British suspect in kidnap case could be extradited to US

The British-born chief suspect in the kidnapping of Wall Street Journal reporter Daniel Pearl may be extradited to America, it emerged tonight.

The British-born chief suspect in the kidnapping of Wall Street Journal reporter Daniel Pearl may be extradited to America, it emerged tonight.

Ahmed Omar Saeed Sheikh is being investigated by an American grand jury which is looking into his role in kidnapping of Pearl and other plots involving US citizens going back to 1994.

Extradition proceedings could begin within weeks to bring Saeed to trial in the United States, Newsweek magazine reported.

Saeed, from Wanstead, east London, is currently in Pakistani police custody in Karachi where he told a court Pearl was dead, a claim which Pakistani officials have dismissed.
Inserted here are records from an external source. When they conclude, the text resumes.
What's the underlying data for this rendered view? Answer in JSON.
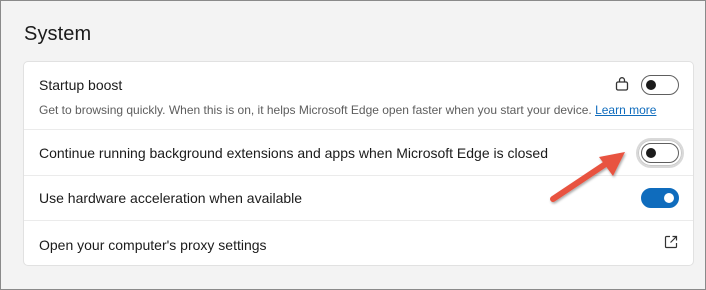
{
  "section": {
    "title": "System"
  },
  "settings": [
    {
      "label": "Startup boost",
      "description": "Get to browsing quickly. When this is on, it helps Microsoft Edge open faster when you start your device.",
      "link": "Learn more",
      "toggle": "off",
      "icon": "briefcase-lock-icon"
    },
    {
      "label": "Continue running background extensions and apps when Microsoft Edge is closed",
      "toggle": "off",
      "highlighted": true
    },
    {
      "label": "Use hardware acceleration when available",
      "toggle": "on"
    },
    {
      "label": "Open your computer's proxy settings",
      "icon": "external-link-icon"
    }
  ],
  "colors": {
    "accent": "#0f6cbd",
    "annotation_arrow": "#e8533f",
    "background": "#f3f3f3",
    "card": "#ffffff"
  }
}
The 27-year-old ex-public schoolboy dropped out of the London School of Economics and travelled to Pakistan, where he has been linked to a string of hostage-takings.

He was arrested in India in 1994 for kidnapping British backpackers in the disputed region of Kashmir following a gun battle in which police wounded Saeed and freed the hostages unharmed.
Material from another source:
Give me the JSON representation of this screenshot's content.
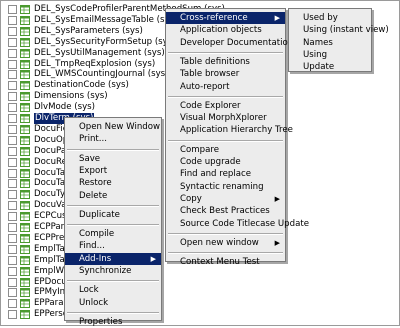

Five years later he was released from jail, where he had been held without trial, after gunmen hijacked an Indian Airlines jet in Afghanistan and demanded the release of the British citizen and two other militants.

He is a member of Jaish-e-Mohammed, a militant Islamic group with ties to Osama bin Laden’s al Qaida terrorist network, and which had covert support from Pakistan’s intelligence agency, the ISI, until it was banned by the country’s president, General Pervez Musharraf.

Today Newsweek reported that a senior Pakistani official said he was probably an ISI ‘‘asset’’ when he surrendered on February 5 to intelligence agency.

The source claimed the ISI held Saeed for a week while it tried to make a deal for Pearl’s safe release and only turned the British citizen over to police when the deal failed to happen.

Saeed stunned Pakistani officials by revealing in court he had surrendered to the ISI a week before his ‘‘arrest’’ was announced by the country’s government, which Newsweek reported had left the FBI ‘‘furious’’.

The American agency is helping the hunt to find Pearl and was involved in the arrest of two suspects in the Punjab on Saturday.